Постигшая Российскую Империю в царствование Александра II фронтальная либерализация сословного и хозяйственного строя, состоявшая отнюдь не в «возвышении достоинства личности» с «утверждением её законных прав и свобод», но, согласно своему изначальному тамплиерско-масонскому замыслу человекобожного Ренессанса, в разрушении целостного и иерархического государственно-семейного уклада, основанного на христианских духовных целях и смыслах бытия, с замещением его социальным рынком с отчужденными индивидами и классами, борющимися друг с другом за свои узкие интересы (уравнивание которых с духовными предопределяло возвышение общественного влияния и могущества людей плотскѝх, служащих своим прихотям и похотям), – подготавливала революционную почву («материальный базис») под одновременную либерализацию и строя внутренней, духовно-психологической, жизни народа Третьего Рима.

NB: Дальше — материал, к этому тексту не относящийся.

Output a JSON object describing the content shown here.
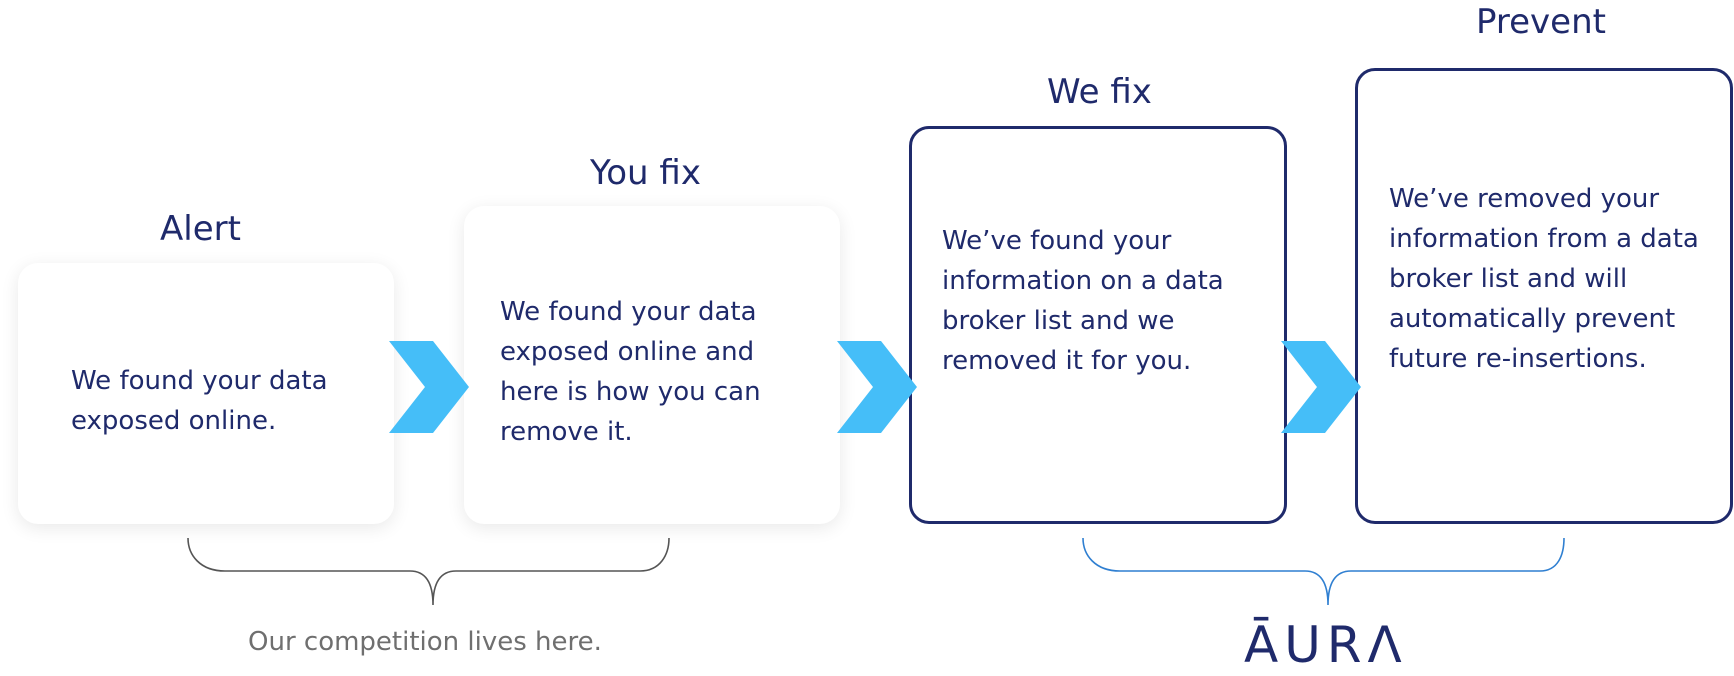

Духовно цель двух этих либерализаций, скрытая от ряда их участников (в том числе и самого царя), была единой: обратить русский народ-богоносец и братские ему народы, соединённые с ним в семью священным державным союзом, водимые Божьей волей и созидаемые в богочеловеческий организм Церкви (и Церковью), в погруженный в чувственность, прельщённый идолами рационализма (самолюбованием и ненасыщаемым устройством земного комфорта), живущий по своим прихотям человекобожный «обыкновенный европейский народ» (точнее уже, скопище национальностей), – лёгкий для окончательного развращения «зверем из земли» и покорения «зверем из моря». Соответственно,преобразования церковной жизни, образования, суда, цензуры, печати вместо раскрепощения творческих созидательных сил народа, как они замышлялись, превращались захватившими вожжи реформаторами и превратились в раскрепостителей разрушительных революционных энергий и движущих ими идеологических течений антропоцентрической триады либерализма-коммунизма-национализма, совокупно нацеленных на свержение православного Двуглавого Орла.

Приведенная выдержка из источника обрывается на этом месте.